Classical information driven quantum dot thermal machines

We analyze the transient response of quantum dot thermal machines that can be driven by hyperfine interaction acting as a source of classical information. Our setup comprises a quantum dot coupled to two contacts that drive heat flow while coupled to a nuclear spin bath. The quantum dot thermal machines operate both as batteries and as engines, depending on the parameter range. The electrons in the quantum dot interact with the nuclear spins via hyperfine spin-flip processes as typically seen in solid state systems such as GaAs quantum dots. The hyperfine interaction in such systems, which is often treated as a deterrent for quantum information processing, can favorably be regarded as a driving agent for classical information flow into a heat engine setup. We relate this information flow to Landauer's erasure of the nuclear spin bath, leading to a battery operation. We further demonstrate that the setup can perform as a transient power source even under a voltage bias across the dot. Focusing on the transient thermoelectric operation, our analysis clearly indicates the role of Landauer's erasure to deliver a higher output power than a conventional quantum dot thermoelectric setup and an efficiency greater than that of an identical Carnot cycle in steady state, which is consistent with recently proposed bounds on efficiency for systems subject to a feedback controller.

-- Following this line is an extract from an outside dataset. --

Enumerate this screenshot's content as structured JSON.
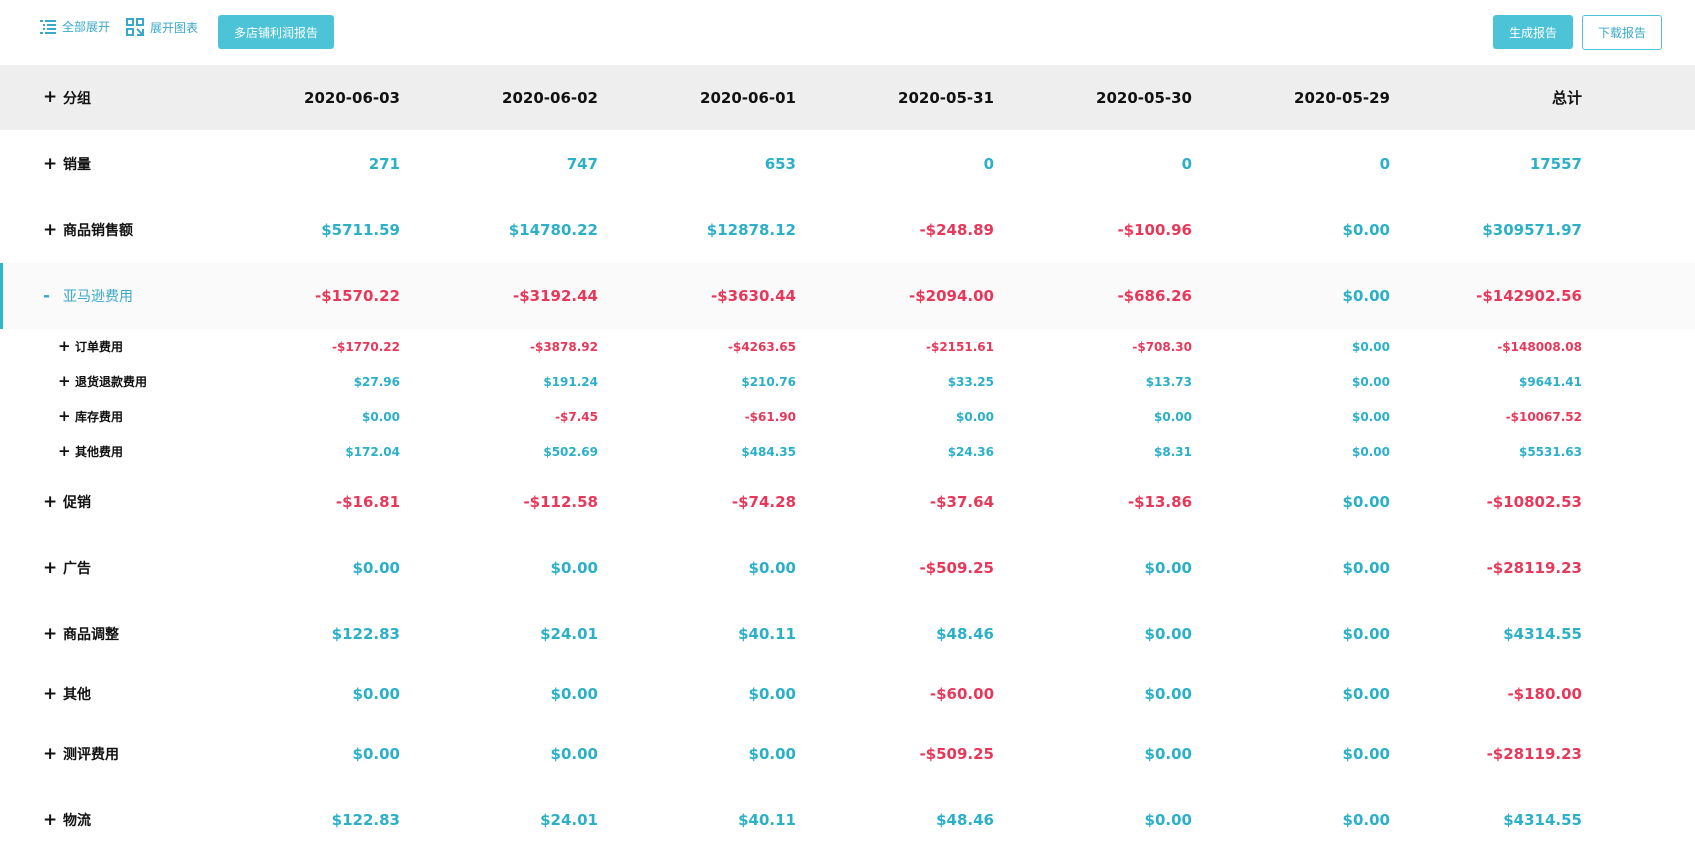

The role of nuclear spin relaxation processes on these aspects is also studied. Finally, we introduce the Coulomb interaction in the dot and analyze the transient thermoelectric response of the system. Our results elaborate on the effective use of somewhat undesirable scattering processes as a non-equilibrium source of Shannon information flow in thermal machines and the possibilities that may arise from the use of a quantum information source.